Por el padre Jorge González Guadalix
Recuerdo a Justina con mucho afecto a pesar de los años transcurridos desde su muerte. A la mente me viene una mujer serena, en paz, y con una medio sonrisa permanente, yo creo que fruto de su serenidad interior. Acudía a llevarle la comunión de cuando en cuando y siempre estaba sola.
- Pero bueno, ¿otra vez sola?
- Sola sí, pero no de Dios.
Estos días en los pueblos son de especial soledad. A las seis de la tarde es prácticamente de noche y cuando acabo las misas vespertinas, que celebro precisamente a las seis de la tarde, es como si la vida se hubiera refugiado en el último rincón. Acabas la misa, saludas a las de siempre y vuelta a casa. En alguna ocasión todavía acudes a ver a alguien, pero sabiendo que los serranos son de poca visita.
La soledad se palpa. Apenas gente en las misas de los días laborables, una o dos cuando toca en La Serna, otro tanto en Piñuñecar y quién sabe si en Braojos llegaremos a cuatro o cinco.
Soledad porque los pueblos son pequeños y la respuesta mínima. Soledad porque Madrid te queda a trasmano. Soledad porque incluso eclesialmente parece que las cosas se programan, estudian y proyectan pensando en realidades que ciertamente no son las nuestras. Qué lejos se me quedan los encuentros de catequistas -no tengo niños en catequesis, no digamos jóvenes-, los equipos de liturgia cuando muchos días hasta tengo que proclamar las lecturas. Lejos los equipos de matrimonios, los cursos prematrimoniales, no digamos aquella capilla de adoración perpetua que dejé en la parroquia de la Beata Mogas o el economato que creo sigue funcionando.
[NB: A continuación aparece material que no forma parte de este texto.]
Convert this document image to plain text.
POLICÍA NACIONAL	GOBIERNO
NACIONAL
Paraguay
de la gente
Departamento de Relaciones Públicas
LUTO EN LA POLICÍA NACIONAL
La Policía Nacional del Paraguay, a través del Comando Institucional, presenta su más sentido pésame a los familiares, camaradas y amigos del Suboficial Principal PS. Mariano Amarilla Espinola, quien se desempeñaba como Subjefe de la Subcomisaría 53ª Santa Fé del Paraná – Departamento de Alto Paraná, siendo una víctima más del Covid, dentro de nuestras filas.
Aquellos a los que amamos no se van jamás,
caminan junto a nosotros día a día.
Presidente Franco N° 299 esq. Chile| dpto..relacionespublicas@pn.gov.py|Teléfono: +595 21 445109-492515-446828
En estos días de invierno, cuando la mayor compañía es la noche, el frío y el humo de alguna chimenea, me acuerdo mucho de Justina.
Solos y no de Dios.
Curiosamente me siento muy sacerdote en esta soledad. Me atrevería a decir que más sacerdote que nunca. Es grande celebrar casi solo, porque te ayuda a profundizar el el misterio de la eucaristía por sí mismo. Grande rezar cuántas veces solo en un enorme templo y bien abrigado. Imponente pasear en medio de la nada pero sabiendo que eres el cura, el sacerdote, el que está ahí acompañando aunque sea solo de corazón.
La soledad se puede vivir de muchas maneras. Sé que para muchos compañeros, la simple posibilidad de ser cura en uno estos pueblos, les pone de los nervios y les lleva a la angustia. Para mucha gente se hace imposible vivir lejos de los neones de la gran ciudad o al menos del calor de los núcleos urbanos de cierta consistencia.
La soledad, te dicen, qué horror, sin gente, prácticamente vacías las misas, sin grupos parroquiales, apenas gente en la calle. Comprendo que haya compañeros que se acerquen a la sierra solo algunos días y prefieran seguir viviendo en la gran ciudad. Sin embargo, esta soledad es la que nos forja en la grandeza del sacerdocio, porque nos hace comprender que ser sacerdote es más que hacer, programar, correr, preparar, que ser sacerdote es ser Cristo en medio de nuestros pueblos y como Cristo estar, acompañar, sonreír y dar lo más grande: al mismo Cristo que se entrega en el calvario de la misa del último pueblo y pasea como uno más con el testimonio de su simple presencia.
Nada me distrae. Nada me acorrala entre urgencias de mis cosas por sacar adelante. Solo, aparentemente muy solo, pero no de Dios. Posiblemente más acompañados de Dios que nunca.